When the American soldiers arrived in the Huertgen Forest area, they first had to get used to the ‘tricks’ of fighting in the forest. Their German counterparts, on the other hand, were reinforced by troops that were seasoned on the eastern front and all too familiar with the tactics of forest warfare. Especially in the area of the Ochsenkopf and Peterberg the Germans had another advantage: They could withstand American fire in the pillboxes that dotted the hills.
These pillboxes were part of the ‘Westwall’ (or ‘Siegfried Line’ as the Allies called it), the last line of defence of Hitler’s Third Reich. It is often discussed what role the Siegfried Line played during that bloody autumn of 1944. The trenches and fortifications of the First World War were mostly obsolete. Tactics as well as weaponry were quite different thirty years later. The pillboxes of the Siegfried Line in the northern Eifel, however, were generally situated in dense spruce forests where every tree was a potential tank obstacle. The Germans were able to defend the pillboxes within a short radius, even if the actual front line had moved further.

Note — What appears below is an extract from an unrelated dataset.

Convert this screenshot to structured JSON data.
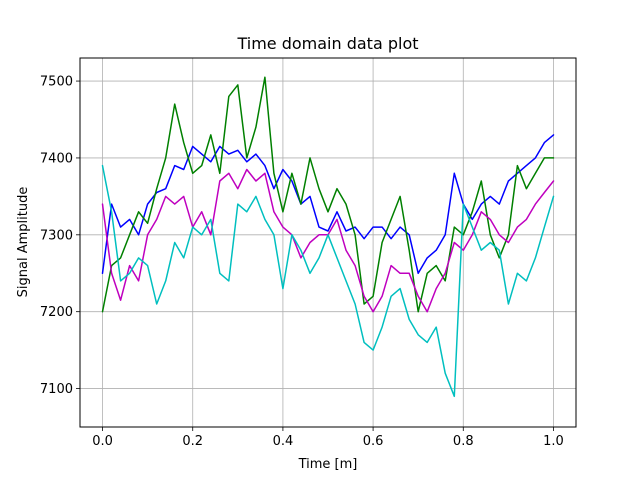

In the bewildering forest every single German company, every regiment could hide behind massive concrete walls. This resulted in a position-fight that went on for several months, calling to mind the warfare of the First World War. Only after the German counterattack, the ‘Battle of the Bulge’, had been repulsed, was the 1st U.S. Army able to move beyond the pillboxes and pass the Kall Valley.